Recipe for great peas:
            Get package of Super Sugar Snap, plant an inch deep, two inches apart in ground in mid-April.  Add support such as twigs stuck in the ground, and protect from garden pests.  Wait for a while for peas to develop, enjoying the beautiful plants as they grow.  Then pick and eat, shell and all.  (You can eat the Super Sugar Snap before the peas fill in since you eat the shell, too.  But wait until peas fill in to eat the shelling kind.)  Repeat for weeks!  Then pull up plants and replace with marigolds.  Enjoy!

My favorite way to cook and store beans:
            To eat fresh, collect beans before the seeds get large.  You should just see the seeds starting to develop inside, but they will be too tough once the seeds begin to fill in and bulge.  Cut in pieces, simmer or steam till you can poke with a fork but before they get limp and soft, about 7-8 minutes.  (Or just after the purple color turns to deep green.)  Then butter and salt and serve as a side dish.  Or add a little chopped garlic and butter the last few minutes you are cooking the beans and let it cook a bit.  Then drizzle a little olive oil on.  Simple but wonderful.
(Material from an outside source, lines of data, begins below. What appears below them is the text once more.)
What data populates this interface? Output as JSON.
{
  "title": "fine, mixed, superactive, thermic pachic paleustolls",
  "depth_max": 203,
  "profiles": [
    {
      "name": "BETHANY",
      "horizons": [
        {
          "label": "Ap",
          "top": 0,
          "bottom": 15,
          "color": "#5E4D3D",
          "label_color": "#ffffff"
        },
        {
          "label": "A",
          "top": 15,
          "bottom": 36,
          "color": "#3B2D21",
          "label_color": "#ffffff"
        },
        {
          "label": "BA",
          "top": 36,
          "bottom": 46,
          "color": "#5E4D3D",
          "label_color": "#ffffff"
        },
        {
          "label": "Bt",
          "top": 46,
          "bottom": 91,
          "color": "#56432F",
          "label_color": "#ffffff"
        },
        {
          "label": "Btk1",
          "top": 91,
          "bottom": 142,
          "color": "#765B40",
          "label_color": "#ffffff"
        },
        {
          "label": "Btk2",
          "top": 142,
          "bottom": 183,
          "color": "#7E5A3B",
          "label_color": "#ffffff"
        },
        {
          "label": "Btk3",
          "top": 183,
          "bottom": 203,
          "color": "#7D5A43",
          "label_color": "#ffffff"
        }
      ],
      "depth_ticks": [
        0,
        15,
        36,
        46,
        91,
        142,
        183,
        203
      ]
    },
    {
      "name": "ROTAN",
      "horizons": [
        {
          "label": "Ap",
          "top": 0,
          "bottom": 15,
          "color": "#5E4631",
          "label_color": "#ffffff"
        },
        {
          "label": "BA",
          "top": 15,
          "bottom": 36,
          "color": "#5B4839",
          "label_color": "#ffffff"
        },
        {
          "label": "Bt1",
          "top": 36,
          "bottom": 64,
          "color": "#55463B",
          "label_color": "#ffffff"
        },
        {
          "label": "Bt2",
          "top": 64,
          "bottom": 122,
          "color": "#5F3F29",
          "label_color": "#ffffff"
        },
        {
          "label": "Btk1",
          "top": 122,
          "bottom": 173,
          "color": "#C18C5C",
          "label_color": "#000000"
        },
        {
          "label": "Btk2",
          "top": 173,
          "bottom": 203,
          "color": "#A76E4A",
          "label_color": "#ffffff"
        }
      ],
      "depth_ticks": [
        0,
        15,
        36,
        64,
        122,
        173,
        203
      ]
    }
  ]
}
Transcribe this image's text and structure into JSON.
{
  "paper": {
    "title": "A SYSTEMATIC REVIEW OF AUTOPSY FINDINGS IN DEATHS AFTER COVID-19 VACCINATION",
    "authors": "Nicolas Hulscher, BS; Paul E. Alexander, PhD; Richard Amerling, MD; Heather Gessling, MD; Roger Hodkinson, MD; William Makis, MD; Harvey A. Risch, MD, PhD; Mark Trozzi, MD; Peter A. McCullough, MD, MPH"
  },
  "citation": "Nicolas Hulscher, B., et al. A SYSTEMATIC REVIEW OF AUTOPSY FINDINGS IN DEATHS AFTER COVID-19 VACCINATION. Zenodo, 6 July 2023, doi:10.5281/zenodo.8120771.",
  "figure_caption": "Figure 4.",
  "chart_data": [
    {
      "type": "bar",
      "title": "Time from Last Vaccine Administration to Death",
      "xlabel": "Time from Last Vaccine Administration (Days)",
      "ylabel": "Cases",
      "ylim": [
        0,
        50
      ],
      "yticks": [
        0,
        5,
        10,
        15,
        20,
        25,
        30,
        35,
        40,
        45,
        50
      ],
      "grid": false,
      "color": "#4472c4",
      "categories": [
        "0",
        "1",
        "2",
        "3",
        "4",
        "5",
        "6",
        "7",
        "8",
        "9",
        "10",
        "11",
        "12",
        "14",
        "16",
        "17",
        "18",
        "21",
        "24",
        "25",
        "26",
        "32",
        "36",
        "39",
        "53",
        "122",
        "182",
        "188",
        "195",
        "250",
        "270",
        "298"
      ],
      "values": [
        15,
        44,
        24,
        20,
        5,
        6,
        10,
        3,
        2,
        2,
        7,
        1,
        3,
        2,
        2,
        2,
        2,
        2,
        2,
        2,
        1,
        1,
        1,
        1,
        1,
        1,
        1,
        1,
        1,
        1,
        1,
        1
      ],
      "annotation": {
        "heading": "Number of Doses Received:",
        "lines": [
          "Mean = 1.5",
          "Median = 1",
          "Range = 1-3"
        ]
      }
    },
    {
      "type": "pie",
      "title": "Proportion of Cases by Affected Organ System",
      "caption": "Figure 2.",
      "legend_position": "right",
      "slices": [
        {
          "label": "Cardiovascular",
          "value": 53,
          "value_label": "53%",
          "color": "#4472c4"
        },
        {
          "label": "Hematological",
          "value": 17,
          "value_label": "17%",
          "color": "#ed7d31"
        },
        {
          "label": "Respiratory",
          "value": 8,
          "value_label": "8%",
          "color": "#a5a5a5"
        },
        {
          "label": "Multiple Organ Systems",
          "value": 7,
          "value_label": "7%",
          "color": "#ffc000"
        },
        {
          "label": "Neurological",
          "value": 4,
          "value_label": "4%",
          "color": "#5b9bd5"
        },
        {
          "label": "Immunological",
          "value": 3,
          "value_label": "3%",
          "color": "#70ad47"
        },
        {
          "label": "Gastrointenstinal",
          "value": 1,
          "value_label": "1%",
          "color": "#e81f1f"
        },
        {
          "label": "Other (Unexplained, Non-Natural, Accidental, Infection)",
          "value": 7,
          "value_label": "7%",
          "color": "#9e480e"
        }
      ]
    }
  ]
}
            To freeze:  Cut uncooked beans, submerge in a pot of boiling water for 1 minute.  Remove and cool quickly in cold water.  Let drip dry for a few minutes then pack into freezer bags (one meal’s worth per quart-sized zip-lock).  Wrap in foil, label, put in freezer in a place you will remember to use them.  I’m going to have a list on my fridge next year which details what I have stored and where.  If not, it’s out of sight, out of mind.  And when it's time to cook them, it just takes a few minutes.  Blanched beans only take a short time to cook.  Keep that in mind! 

            Hope you discover the delight of fresh peas and beans.  And if you can, save the extra dried seeds in a jar to look at every now and then.  Just gorgeous!  God is good!